Author Contributions

Conceptualization, S.C., A.M. (Alessio Mosca), G.M. (Giovanni Martinotti) and F.M.S.; methodology, A.M. (Andrea Miuli) and A.M. (Alessio Mosca); data curation, S.C., A.M. (Alessio Mosca), F.D.C., G.M. (Gianluca Mancusi), F.S. and M.C.S.; writing—original draft preparation, S.C., A.G. and J.M.C.; writing—review and editing, S.C., A.G. and J.M.C.; supervision, G.M. (Giovanni Martinotti), M.P., F.M.S. and M.D.G. All authors have read and agreed to the published version of the manuscript.

Funding

This research received no external funding.
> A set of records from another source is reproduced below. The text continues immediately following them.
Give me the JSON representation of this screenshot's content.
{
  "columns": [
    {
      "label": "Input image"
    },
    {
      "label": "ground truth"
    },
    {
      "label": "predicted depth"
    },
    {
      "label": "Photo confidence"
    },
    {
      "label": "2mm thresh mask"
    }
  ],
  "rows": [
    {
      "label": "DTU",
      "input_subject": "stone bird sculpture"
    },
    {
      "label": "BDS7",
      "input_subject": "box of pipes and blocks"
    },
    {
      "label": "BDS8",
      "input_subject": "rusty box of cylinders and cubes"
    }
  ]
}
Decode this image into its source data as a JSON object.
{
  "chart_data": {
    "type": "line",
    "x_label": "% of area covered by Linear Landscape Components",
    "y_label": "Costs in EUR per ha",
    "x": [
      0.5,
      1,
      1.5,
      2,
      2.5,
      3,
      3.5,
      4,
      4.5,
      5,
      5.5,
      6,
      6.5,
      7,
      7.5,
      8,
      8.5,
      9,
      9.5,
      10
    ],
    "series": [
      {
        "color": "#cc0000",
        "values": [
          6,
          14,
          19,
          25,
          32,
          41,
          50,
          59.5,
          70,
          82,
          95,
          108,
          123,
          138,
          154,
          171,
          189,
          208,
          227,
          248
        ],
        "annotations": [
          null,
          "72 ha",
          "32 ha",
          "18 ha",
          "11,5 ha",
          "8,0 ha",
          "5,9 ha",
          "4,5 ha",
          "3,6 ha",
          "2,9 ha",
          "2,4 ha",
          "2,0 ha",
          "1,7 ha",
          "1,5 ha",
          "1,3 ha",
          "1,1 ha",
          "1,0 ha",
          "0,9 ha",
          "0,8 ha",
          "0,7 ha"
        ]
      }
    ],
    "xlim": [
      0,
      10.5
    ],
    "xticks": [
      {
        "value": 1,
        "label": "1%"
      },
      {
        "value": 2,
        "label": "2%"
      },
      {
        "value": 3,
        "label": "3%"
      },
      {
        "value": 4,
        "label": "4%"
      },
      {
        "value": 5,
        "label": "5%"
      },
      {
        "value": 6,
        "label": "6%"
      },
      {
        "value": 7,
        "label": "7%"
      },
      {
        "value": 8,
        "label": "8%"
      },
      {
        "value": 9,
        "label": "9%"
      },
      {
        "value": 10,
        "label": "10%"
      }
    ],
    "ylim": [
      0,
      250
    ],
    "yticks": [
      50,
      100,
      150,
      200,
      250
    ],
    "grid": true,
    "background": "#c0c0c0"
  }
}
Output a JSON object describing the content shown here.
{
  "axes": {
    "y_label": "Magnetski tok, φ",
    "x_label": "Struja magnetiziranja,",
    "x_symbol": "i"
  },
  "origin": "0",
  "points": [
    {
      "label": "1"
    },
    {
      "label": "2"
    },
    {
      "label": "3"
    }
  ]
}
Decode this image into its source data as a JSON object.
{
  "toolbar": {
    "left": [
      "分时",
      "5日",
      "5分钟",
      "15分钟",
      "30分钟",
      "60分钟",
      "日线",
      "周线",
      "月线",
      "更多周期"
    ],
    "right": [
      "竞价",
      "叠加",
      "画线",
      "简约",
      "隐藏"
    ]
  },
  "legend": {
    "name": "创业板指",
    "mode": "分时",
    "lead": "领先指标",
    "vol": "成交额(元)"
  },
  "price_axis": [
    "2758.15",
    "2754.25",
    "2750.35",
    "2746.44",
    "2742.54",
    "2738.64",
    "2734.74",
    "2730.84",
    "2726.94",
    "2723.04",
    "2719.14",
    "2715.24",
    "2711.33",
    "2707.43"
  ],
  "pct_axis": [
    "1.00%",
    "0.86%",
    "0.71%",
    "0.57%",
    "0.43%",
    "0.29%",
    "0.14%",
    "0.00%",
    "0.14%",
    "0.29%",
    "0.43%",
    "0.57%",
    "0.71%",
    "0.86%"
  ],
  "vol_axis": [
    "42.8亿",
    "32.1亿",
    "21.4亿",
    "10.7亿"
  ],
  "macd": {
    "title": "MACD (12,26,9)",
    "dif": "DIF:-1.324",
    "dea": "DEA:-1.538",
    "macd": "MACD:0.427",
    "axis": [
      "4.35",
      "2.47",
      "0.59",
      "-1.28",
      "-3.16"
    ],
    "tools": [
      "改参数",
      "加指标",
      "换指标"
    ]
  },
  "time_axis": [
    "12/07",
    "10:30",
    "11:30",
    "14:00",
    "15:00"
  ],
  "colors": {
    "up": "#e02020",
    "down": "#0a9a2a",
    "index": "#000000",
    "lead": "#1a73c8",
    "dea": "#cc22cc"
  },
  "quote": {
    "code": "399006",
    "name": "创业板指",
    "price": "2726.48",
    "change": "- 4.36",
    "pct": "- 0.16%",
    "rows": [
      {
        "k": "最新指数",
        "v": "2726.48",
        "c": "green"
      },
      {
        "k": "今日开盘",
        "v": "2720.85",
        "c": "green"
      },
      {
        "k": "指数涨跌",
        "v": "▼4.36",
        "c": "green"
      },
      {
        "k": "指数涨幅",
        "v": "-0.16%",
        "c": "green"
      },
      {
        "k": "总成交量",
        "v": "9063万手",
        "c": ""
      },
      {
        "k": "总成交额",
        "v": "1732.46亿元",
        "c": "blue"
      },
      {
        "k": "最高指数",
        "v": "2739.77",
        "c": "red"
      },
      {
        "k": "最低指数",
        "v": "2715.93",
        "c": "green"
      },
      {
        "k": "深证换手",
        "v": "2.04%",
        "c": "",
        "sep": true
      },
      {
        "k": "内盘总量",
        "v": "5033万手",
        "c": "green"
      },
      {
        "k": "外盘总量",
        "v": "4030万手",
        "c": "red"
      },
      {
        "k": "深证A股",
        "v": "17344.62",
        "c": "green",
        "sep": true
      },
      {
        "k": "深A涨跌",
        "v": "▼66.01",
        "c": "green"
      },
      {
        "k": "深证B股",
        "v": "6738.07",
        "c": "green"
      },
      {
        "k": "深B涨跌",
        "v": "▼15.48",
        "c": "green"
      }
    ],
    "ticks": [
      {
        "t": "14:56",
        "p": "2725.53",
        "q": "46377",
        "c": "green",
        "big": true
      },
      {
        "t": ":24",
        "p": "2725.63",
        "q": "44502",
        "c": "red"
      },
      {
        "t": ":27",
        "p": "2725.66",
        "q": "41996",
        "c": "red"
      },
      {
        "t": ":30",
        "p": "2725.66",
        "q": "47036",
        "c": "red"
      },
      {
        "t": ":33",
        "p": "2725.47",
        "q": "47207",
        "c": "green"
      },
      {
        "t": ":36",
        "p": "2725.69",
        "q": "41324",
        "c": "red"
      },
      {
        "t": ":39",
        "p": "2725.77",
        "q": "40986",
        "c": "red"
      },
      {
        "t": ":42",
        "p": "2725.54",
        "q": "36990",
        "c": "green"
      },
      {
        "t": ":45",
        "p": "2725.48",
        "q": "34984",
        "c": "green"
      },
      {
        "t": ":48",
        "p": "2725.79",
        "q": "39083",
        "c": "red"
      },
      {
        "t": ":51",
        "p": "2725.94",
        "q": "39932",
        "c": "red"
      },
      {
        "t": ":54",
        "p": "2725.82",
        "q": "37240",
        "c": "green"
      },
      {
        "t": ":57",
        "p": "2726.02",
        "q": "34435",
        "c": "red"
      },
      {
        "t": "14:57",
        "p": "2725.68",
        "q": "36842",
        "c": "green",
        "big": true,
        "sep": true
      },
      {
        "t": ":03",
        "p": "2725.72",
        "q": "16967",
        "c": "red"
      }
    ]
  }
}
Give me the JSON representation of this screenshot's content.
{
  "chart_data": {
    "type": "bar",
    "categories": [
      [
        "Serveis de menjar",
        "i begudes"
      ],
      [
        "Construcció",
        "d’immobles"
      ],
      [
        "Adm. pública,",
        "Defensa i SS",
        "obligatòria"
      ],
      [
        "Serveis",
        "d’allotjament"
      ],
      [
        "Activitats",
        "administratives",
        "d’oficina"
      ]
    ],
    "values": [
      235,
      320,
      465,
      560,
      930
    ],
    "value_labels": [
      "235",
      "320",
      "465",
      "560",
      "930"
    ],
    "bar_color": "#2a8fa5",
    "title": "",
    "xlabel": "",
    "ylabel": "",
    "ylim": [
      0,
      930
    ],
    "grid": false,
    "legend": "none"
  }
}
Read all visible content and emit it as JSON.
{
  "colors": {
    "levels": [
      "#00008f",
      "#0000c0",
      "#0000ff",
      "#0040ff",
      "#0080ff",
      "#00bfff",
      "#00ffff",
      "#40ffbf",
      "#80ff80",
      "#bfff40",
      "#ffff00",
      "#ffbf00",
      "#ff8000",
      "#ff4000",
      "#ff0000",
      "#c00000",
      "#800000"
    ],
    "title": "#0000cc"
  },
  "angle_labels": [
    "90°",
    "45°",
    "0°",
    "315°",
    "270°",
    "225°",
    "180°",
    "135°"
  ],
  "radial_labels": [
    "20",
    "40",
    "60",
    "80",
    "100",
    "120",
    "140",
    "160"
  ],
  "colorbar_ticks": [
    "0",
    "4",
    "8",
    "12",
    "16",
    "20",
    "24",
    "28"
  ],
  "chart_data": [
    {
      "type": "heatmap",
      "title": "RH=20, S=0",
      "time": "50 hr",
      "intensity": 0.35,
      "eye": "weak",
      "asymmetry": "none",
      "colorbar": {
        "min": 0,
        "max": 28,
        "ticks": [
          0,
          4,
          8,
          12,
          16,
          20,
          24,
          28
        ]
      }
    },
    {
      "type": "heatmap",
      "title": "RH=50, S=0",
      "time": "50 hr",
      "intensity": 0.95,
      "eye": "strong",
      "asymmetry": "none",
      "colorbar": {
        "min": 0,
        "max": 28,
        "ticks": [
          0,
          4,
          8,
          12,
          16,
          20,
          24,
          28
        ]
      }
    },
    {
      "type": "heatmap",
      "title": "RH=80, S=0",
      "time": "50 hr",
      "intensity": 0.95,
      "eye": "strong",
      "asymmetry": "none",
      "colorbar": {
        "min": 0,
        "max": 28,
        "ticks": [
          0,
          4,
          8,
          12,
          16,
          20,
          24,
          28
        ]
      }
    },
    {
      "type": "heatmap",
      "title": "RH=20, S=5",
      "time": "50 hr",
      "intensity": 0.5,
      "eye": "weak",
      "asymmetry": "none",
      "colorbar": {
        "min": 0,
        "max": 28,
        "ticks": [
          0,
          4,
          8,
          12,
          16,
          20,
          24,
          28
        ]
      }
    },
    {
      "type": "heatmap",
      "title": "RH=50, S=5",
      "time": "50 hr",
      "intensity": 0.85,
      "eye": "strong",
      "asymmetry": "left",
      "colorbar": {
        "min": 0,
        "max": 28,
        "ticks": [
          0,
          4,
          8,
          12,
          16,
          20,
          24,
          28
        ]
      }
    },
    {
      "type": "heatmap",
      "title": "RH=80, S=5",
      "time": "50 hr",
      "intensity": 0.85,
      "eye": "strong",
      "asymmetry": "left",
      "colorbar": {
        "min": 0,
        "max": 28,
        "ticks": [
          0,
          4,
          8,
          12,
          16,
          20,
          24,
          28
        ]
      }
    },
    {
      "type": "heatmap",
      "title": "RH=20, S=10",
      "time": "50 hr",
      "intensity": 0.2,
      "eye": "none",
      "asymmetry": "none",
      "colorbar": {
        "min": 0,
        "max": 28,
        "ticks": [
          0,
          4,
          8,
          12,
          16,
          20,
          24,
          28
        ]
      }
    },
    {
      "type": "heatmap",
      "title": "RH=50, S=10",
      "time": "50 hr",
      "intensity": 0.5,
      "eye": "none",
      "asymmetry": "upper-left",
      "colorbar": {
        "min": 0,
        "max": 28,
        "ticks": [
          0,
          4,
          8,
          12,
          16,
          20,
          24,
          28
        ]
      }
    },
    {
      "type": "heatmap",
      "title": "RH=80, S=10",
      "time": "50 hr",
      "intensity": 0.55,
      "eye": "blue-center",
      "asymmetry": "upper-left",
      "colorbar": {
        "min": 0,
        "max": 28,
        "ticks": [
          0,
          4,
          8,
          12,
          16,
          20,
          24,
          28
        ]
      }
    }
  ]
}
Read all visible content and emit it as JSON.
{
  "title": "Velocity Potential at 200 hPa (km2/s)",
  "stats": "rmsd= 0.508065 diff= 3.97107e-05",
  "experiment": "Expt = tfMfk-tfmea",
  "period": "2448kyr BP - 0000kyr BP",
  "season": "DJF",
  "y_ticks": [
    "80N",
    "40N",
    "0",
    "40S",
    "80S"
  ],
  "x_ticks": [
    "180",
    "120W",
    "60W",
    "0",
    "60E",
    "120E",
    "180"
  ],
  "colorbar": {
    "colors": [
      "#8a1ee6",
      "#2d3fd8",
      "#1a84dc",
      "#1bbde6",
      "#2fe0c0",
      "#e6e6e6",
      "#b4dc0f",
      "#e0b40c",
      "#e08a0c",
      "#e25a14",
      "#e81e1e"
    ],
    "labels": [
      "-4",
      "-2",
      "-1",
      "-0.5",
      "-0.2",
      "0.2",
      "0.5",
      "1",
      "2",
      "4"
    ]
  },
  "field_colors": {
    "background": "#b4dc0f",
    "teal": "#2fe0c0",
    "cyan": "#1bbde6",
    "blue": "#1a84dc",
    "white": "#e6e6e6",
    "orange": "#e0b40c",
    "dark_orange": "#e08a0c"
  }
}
Institutional Review Board Statement

Not applicable.

Informed Consent Statement

Not applicable.

Data Availability Statement

Not applicable.

Conflicts of Interest

F.S. was a member of the UK Advisory Council on the Misuse of Drugs (ACMD; 2011–2019) and is currently a member of the EMA Advisory Board (Psychiatry). J.C. is a member of the ACMD’s Novel Psychoactive Substances and Technical Committees. G.M. has been a consultant and a speaker and has received research grants from Angelini, Doc Generici, Janssen-Cilag, Lundbeck, Otsuka, Pfizer, Servier, and Recordati. S.C., A.M. (Alessio Mosca), F.D.C., G.M., M.P., A.Mi. (Andrea Miuli), A.G., and F.S. (Francesco Semeraro) have nothing to declare. M.D.G. has been a consultant and a speaker and has received research grants from Angelini, Janssen-Cilag, Lundbeck, Otsuka, Pfizer, Servier, and Recordati.